I can hear the footsteps every night on the decks.
But I was there.
I was there in 1976 at the first Buzzcocks practice in a loft in Bolton.
I was working on the snare sounds with much patience.
I was there when Holger Czukay started up his first band.
I told him, "Don't do it that way. You'll never make a dime."
I was there.
I was the first guy playing A Flock of Seagulls to the techno kids.
I played it at the Astoria.
Everybody thought I was crazy.
We all know.
I was there.
I was there.
I've never been wrong.
But I'm losing my edge to better-looking people with better ideas and more talent.
And they're actually really, really nice.
I'm losing my edge.
I heard you have a compilation of every good song ever done by anybody.
Every great song by Suburban Knight. All the underground hits.
All Terror Squad Feat. Camron tracks. I heard you have a vinyl of every Roxette record on German import.
I heard that you have a white label of every seminal electroclash hit - 1985, '86, '87.
I heard that you have a CD compilation of every good '50s cut and another box set from the '70s.
I hear you're buying a rhodes and a sitar and are throwing your macbook out the window because you want to make something real. You want to make a Crooked Eye record.
I hear that you and your band have sold your rhodes and bought a spring reverb.
I hear that you and your band have sold your spring reverb and bought a rhodes.
I hear everybody that you know is more relevant than everybody that I know.

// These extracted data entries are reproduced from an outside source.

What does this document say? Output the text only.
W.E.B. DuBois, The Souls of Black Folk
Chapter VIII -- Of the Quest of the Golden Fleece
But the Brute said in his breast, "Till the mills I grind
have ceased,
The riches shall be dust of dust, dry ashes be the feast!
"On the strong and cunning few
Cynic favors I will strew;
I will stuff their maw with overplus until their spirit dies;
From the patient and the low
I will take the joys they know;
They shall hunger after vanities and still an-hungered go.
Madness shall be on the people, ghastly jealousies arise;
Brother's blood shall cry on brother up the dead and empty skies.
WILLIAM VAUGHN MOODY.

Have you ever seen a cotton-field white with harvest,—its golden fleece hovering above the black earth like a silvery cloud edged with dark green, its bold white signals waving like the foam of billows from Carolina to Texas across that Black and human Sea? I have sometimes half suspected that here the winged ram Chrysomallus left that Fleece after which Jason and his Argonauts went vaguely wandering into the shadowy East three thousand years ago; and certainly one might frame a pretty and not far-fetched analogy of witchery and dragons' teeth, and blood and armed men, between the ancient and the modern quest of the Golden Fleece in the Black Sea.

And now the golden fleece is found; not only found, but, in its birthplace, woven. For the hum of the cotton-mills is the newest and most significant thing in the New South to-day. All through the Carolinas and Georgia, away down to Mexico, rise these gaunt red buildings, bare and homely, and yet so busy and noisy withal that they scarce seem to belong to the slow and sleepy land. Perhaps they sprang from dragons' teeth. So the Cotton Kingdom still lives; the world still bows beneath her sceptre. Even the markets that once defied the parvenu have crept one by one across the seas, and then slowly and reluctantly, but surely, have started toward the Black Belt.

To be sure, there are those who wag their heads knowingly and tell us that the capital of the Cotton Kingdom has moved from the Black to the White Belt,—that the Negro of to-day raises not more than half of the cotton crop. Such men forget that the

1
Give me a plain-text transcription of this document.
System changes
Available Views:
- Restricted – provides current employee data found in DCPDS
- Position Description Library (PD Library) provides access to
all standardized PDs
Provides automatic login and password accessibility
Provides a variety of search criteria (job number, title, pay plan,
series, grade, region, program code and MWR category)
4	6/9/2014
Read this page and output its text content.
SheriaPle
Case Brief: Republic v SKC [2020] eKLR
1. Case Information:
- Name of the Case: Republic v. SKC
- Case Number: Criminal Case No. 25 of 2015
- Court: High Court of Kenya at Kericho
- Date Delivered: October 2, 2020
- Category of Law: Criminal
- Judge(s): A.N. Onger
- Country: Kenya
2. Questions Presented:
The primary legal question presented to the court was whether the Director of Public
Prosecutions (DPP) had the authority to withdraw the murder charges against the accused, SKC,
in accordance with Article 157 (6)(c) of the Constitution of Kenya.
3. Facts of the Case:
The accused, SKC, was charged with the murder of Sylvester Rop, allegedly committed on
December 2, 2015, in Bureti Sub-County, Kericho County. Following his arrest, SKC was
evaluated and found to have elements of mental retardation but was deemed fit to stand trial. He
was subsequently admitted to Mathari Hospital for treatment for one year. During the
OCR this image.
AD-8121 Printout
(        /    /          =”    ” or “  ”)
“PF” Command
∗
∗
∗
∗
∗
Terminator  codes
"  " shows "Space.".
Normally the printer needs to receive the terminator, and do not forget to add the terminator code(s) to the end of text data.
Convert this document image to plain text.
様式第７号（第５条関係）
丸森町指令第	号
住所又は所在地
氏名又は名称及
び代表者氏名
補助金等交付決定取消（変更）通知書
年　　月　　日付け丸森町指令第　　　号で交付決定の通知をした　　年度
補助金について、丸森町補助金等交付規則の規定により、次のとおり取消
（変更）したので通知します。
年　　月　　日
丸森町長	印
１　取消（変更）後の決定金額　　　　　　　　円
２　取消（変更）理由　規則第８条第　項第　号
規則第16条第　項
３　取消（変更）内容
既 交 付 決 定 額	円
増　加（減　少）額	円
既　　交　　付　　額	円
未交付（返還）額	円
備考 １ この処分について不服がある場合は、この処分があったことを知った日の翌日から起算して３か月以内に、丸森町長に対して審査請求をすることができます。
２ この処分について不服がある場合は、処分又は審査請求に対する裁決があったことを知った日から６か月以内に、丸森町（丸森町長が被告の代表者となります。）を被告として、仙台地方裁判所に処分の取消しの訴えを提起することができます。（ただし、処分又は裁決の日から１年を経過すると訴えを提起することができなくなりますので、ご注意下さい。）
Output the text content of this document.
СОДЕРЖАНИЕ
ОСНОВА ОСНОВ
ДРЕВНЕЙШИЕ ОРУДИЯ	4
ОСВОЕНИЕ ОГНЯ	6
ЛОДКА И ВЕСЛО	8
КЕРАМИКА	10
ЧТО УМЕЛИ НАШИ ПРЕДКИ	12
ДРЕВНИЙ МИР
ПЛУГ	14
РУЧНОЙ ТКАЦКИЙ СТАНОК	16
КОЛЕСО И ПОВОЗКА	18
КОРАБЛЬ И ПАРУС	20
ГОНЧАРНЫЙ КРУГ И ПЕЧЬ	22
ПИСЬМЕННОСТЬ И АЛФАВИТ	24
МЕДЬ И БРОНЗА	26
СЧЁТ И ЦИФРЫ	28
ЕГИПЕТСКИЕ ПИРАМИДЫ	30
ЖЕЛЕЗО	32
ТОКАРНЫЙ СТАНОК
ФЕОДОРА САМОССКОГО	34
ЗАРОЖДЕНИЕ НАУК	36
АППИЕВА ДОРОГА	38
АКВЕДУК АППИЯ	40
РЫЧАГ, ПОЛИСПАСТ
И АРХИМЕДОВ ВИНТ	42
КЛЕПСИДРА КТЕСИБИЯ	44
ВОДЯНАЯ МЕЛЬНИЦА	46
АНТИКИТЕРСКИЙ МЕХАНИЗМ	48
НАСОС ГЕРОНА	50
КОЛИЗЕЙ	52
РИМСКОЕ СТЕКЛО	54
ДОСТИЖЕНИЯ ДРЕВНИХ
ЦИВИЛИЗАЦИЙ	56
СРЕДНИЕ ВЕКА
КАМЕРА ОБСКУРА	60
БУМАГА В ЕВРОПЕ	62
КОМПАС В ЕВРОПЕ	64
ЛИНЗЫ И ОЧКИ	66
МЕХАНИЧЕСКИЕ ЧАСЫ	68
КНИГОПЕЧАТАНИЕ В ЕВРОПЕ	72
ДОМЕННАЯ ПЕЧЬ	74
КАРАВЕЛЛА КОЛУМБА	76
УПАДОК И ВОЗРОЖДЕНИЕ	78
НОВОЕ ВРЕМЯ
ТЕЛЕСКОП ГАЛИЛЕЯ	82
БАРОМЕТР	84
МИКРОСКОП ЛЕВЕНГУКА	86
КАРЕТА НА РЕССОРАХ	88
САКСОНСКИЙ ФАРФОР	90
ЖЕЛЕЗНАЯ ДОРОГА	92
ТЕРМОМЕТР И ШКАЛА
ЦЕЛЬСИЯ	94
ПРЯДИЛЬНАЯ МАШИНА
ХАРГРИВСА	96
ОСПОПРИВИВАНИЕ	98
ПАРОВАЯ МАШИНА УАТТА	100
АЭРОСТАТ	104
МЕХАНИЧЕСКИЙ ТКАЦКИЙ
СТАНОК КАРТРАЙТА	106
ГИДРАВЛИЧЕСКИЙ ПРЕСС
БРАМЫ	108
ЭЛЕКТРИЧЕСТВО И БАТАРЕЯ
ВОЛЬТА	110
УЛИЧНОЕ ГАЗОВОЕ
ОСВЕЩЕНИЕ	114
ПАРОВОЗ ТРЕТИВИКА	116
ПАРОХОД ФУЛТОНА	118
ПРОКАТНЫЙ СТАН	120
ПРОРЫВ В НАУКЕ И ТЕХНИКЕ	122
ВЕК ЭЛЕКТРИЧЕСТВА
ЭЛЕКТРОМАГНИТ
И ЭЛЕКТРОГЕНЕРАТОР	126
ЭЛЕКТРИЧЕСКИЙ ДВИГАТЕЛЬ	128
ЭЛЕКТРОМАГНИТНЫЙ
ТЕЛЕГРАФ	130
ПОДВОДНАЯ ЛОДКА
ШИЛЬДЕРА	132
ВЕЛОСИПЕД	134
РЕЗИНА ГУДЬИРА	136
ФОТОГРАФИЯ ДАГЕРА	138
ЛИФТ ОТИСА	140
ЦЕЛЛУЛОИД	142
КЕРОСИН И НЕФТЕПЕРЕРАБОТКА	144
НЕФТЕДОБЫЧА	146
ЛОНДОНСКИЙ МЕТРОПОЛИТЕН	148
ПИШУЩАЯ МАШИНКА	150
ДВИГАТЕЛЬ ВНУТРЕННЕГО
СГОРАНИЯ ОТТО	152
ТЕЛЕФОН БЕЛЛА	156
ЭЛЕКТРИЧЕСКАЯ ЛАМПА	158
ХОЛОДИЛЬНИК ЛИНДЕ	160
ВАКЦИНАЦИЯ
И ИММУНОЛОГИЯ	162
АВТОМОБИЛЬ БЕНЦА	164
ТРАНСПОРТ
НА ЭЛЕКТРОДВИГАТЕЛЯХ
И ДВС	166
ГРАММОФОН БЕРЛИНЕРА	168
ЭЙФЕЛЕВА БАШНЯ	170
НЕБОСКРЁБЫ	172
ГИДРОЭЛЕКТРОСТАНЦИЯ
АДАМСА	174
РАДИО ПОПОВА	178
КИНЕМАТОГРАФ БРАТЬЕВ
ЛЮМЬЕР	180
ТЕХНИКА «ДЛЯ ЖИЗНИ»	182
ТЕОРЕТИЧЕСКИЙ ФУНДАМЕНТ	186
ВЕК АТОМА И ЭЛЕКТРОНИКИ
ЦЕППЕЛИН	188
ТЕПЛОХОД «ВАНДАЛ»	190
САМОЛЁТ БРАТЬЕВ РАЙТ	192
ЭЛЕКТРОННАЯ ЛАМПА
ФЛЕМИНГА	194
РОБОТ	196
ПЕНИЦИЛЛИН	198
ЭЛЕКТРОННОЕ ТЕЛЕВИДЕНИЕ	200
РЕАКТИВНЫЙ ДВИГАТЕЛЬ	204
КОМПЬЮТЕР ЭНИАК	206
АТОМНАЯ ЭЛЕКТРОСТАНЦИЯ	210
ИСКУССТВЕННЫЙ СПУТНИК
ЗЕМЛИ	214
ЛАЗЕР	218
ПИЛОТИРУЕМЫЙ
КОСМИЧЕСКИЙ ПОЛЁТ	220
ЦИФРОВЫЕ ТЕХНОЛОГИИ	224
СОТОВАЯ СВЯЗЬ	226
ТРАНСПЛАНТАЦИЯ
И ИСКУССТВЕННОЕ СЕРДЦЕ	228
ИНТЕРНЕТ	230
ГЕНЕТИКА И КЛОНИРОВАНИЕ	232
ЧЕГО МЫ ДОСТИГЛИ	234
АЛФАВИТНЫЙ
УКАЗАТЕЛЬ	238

But have you seen my records?
Moss Icon,
Scratch Acid,
Howard Jones,
The Fortunes,
The United States of America,
The Electric Prunes,
Electric Light Orchestra,
MDC,
Hashim,
CMW,
Slick Rick,
Sexual Harrassment,
R.M.O.,
Jesper Dahlback,
Johnny Clarke,
The Doobie Brothers,
Anthony Braxton,
Pet Shop Boys,
New Age Steppers,
Frankie Knuckles,
Toni Rubio,
The Slackers,
Crispy Ambulance,
The Gap Band,
Peter Gordon & Love of Life Orchestra,
Roxy Music,
Charles Mingus,
Robert Hood,
Lou Reed,
Brand Nubian,
Bootsy's Rubber Band,
Maurizio,
Trumans Water,
Goldenarms,
The Residents,
Camron Feat. Jay Z And Juelz,
Public Enemy,
Terror Squad Feat. Camron,
Marc Almond,
The Velvet Underground,
Sun City Girls,
The Barracudas,
Lindisfarne,
DNA,
Mars,
John Lydon,
Buzzcocks,
Grandmaster Flash,
Todd Terry,
Arthur Verocai,
The Happenings,
Talk Talk,
Average White Band,
Wighnomy Brothers & Robag Wruhme,
June of 44,
Stockholm Monsters,
Siouxsie and the Banshees,
The Mummies,
The Mighty Diamonds,
Althea and Donna,
The Dead C,
Liliput,
Crash Course in Science, Crash Course in Science, Crash Course in Science, Crash Course in Science.
You don't know what you really want.
You don't know what you really want.
You don't know what you really want.
You don't know what you really want.
You don't know what you really want.
You don't know what you really want.
You don't know what you really want.
You don't know what you really want.
You don't know what you really want.
You don't know what you really want.
You don't know what you really want.
You don't know what you really want.
You don't know what you really want.
You don't know what you really want.
You don't know what you really want.